I remember sitting in my Business English class at my German university, amused by the anecdote filled and relaxed teaching style our American professor used in order to keep our attention during the dissection of the even driest article in "The Economist". He loved asking the "50,000 dollar question". One of them challenging us to figure how many gallons of water are used to flush toilets during intermissions of live football games on Thanksgiving? This somewhat unusual connection to this important holiday depicted one fact very well, though: it is the one day, where all Americans despite their religion and background come together over a more or less homogeneous meal and enjoy the company of family and/or friends.
Over the years I have learned to appreciate what Thanksgiving means to families in the U.S. (aside from all the accompanying stresses of course). For my own American family, it was always a congregation of generations in my in-laws' house, children running around, my niece putting black olives on her fingers, women preparing food in the kitchen, men watching football and talking politics, until finally, everyone sat around the long table, said thanks and enjoyed a wonderfully delicious meal.
Living abroad brings many different challenges, which we try to soften by keeping family traditions alive, especially during holidays. With food being such an essential part of these celebrations, it can become a major task to recreate holiday meals outside of one's home country. My husband missed the above described celebration with his family when he was an exchange student in Germany. As an attempt to accommodate the foreign students, his university prepared a Thanksgiving lunch for the few Americans that came to recreate their holiday in the cafeteria. By no means the perfect substitute, but a taste of home as much as a gesture by the host country.

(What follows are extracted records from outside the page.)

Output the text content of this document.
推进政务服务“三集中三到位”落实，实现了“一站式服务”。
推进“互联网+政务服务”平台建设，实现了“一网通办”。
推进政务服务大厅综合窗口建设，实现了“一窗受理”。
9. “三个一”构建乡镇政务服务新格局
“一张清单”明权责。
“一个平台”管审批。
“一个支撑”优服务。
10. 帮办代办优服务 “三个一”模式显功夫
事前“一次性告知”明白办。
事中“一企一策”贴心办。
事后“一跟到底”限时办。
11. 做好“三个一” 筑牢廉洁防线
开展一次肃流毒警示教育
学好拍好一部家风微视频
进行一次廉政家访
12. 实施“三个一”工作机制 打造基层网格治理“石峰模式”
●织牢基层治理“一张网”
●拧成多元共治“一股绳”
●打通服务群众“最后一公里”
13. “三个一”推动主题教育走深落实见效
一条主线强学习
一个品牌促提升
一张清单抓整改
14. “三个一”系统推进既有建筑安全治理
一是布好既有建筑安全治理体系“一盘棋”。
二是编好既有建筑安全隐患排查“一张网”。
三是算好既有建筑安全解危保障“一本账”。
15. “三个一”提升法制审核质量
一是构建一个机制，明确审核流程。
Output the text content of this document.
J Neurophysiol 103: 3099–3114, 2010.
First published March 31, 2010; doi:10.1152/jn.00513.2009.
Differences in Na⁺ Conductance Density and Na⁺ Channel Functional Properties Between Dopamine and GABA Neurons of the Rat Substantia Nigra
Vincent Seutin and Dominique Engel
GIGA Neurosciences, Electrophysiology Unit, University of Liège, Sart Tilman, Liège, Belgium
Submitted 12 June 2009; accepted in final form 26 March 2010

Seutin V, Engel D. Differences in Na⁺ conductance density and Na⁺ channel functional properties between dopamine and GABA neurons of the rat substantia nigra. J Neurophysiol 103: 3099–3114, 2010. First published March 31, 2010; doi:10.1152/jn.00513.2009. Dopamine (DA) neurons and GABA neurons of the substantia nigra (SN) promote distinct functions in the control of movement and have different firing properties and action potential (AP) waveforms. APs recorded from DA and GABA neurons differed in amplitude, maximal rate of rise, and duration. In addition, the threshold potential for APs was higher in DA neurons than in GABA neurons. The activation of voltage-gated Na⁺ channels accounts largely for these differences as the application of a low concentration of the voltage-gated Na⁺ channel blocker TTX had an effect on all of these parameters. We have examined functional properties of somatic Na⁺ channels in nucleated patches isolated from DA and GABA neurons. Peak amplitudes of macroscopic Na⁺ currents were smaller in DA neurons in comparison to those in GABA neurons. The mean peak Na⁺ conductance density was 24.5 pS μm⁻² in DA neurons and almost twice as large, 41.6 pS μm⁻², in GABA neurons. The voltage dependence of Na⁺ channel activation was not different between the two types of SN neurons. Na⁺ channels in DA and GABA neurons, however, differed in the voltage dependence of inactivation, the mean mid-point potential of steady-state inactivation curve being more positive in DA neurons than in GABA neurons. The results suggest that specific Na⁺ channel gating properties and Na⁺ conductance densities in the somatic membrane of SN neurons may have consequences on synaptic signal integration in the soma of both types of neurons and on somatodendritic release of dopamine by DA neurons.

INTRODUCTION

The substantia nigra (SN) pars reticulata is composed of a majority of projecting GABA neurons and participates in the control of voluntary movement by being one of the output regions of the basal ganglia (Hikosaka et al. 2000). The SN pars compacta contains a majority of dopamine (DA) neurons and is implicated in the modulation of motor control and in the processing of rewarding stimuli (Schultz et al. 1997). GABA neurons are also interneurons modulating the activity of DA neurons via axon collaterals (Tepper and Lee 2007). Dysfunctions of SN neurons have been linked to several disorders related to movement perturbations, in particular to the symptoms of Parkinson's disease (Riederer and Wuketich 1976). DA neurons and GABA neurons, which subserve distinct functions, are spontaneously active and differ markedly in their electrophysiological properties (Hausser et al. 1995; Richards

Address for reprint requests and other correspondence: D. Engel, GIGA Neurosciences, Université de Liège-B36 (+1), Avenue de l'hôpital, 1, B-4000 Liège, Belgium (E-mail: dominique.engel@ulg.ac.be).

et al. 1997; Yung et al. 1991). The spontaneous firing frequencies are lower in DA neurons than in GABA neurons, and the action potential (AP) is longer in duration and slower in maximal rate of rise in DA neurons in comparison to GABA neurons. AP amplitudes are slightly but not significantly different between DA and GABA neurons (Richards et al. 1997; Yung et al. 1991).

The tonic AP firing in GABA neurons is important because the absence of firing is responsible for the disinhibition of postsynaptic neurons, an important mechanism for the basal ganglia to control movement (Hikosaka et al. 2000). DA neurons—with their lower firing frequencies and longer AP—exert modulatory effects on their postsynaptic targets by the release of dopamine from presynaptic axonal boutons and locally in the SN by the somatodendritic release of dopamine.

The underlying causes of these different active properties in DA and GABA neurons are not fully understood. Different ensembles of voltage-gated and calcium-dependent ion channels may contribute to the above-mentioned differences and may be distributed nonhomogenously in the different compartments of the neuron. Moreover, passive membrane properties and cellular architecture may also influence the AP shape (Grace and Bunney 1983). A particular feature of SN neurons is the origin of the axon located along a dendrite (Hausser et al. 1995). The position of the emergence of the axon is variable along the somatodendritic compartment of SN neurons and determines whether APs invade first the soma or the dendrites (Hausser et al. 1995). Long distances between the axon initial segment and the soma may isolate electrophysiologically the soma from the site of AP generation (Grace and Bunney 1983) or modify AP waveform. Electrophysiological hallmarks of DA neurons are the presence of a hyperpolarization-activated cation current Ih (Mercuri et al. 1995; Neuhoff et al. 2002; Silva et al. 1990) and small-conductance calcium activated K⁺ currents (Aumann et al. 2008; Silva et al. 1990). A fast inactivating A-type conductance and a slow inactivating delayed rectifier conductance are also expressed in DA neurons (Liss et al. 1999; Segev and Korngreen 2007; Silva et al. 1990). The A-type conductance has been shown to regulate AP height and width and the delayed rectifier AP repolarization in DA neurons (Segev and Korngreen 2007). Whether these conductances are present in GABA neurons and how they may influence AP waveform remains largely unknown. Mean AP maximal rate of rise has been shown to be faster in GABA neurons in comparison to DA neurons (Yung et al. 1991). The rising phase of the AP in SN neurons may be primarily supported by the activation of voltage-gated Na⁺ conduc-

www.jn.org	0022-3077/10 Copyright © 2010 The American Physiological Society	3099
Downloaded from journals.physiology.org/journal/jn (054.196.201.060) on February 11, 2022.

Later I would find out how much it means to preserve holiday traditions, and how far someone literally would go, in order to bring Thanksgiving dinner to a snowed in American expat community in Ukraine. It was a cold winter in 1997, Kiev was covered in snow and permanent ice on sidewalks and store floors and the beginning of our Western holiday season was nearing. Internet did not really exist, Amazon was just taking its first baby steps, and we could only receive care packets that would fit into the pouch, in general no bigger than a shoe box. The local bazaars were empty, farmers waiting to grow their produce again in the spring - for now only being able to store and sell winter vegetables, such as beets, onions and potatoes. Fish and chicken were available, displayed directly on the tables, no freezer needed in the subzero temperatures of the unheated bazaar halls. The refuge to our Western comfy food became a shipping container in the backyard of the Embassy. The container was half "commissary" and half video store, and housed a refrigerator sized freezer holding meats from a local German butcher who sold his wares out of the trunk of his old car. The commissary half offered ant traps, batteries, very crumbled but delicious tortilla chips, some basic toiletries and some even more basic canned food staples.
With Thanksgiving and other holidays coming up, there was a need for special items. A shopping list was distributed to all families, which listed the items available at the much better stocked commissary in Moscow. Items such as marshmallows, cranberries, canned pumpkin and turkeys were just a pen stroke away. The individual lists were combined into one enormous American expat holiday wish list, and a driver designated to drive with a van from Kiev to Moskow and back! Our feast would be accomplished by driving 10 hours each way, more than 500 miles, in Russian winter conditions. I am not sure if we all knew at that point, what a task this trip would be. As the days went by and the weather changed for the worst, we had all succumbed to the fact, that Thanksgiving would not be happening or at least be delayed because the van could not make it through the snow back to Kiev. However, the driver, our hero, whose name I can't remember, made it back safely and on time. I hope he knew what it meant to all of us, being able to have a real Thanksgiving turkey.
About a year later, we moved to Berlin, and my husband and I tried to figure out, how we can return the gift of an unexpected Thanksgiving dinner to someone. We had gotten to know one of guards on our compound very well. He was a young burly man from the Alabama, loved living in Berlin but missed his mother's homemade grits. It turned out, the night of Thanksgiving, he was on duty, and so we decided we would bring him dinner to his small office in the basement, where he took breaks between rounds and watched TV. He was visibly touched when we brought him Thanksgiving dinner, and I was hoping it would be a little taste of what he was missing from Alabama. The next day I found out that this young man had two Thanksgiving meals right after one another, since our neighbor had the same intention we did.
This is what Thanksgiving should be about: sharing a meal with someone and reminding ourselves to be grateful every day for the people that have crossed our path and left a mark. Not the Black Friday deals, the Kmart store that keeps its doors open for 48 hours straight and not about the pushing shopping mob that runs over the employee who opened the gates to the consumers' paradise. Maybe by spending more quality time with the ones around us, by celebrating that less is indeed more, we can boycott the disappearance of this truly American holiday.
Wishing everyone near and far a wonderful Thanksgiving!